Wasilewski dipslays intellectual integrity by opting for a limited palette of colours, sometimes in the frame itself, as based on his blurred memories of childhood. This explains the overwhelming use of grey in the superb cinematography by Romanian new wave hero Oleg Mutu.
Of course, grey is also used to drench the stories of the four leading female roles in the monotony and dreariness of their daily life without Antonioni-esque cliches. Magdalena Cielecka’s performance in the role of Iza, a praying mantis willing to do everything to capture her long-time lover, is as powerful as “Red Wanda” Agata Kulesza’s delivery in Academy Award-winning Ida (2013).
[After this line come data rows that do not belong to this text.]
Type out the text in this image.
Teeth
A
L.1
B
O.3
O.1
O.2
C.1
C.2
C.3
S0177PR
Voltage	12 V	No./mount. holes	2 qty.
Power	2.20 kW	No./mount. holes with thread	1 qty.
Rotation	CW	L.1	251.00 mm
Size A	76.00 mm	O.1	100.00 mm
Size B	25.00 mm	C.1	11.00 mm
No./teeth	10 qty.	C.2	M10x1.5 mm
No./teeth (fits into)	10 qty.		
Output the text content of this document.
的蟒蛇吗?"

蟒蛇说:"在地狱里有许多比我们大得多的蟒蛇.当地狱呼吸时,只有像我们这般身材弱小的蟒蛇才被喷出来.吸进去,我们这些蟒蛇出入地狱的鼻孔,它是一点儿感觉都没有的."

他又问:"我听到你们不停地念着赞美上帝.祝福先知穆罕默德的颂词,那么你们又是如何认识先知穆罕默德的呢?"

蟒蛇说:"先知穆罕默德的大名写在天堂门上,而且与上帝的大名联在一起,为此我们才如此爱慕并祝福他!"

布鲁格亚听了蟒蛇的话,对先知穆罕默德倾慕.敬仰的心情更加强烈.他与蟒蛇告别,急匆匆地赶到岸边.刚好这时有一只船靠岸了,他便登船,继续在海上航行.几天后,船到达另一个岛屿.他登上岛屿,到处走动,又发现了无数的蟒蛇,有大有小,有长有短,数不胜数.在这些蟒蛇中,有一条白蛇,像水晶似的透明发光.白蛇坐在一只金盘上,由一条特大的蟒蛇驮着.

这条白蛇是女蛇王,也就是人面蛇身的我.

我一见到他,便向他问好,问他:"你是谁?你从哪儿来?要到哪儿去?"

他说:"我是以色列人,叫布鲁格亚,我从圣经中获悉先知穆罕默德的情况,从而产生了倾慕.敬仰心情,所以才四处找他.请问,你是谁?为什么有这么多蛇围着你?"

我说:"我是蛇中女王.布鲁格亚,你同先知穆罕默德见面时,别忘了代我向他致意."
The Catholic Church and its rituals, which suddenly broke cover in Poland after the collapse of socialism, loom over the emotional life of Agata (Julia Kijowska) and of the other characters, as oppressive as the shabby tapestry decorating their flats.
Wasilewski has proven to be a skillful drama hopper capable of moving at ease from one character to the other before leaving them all on the verge of unraveling, emotionally united by the uncertain in-betweenness of a new era. This Silver Bear almost shines like white gold.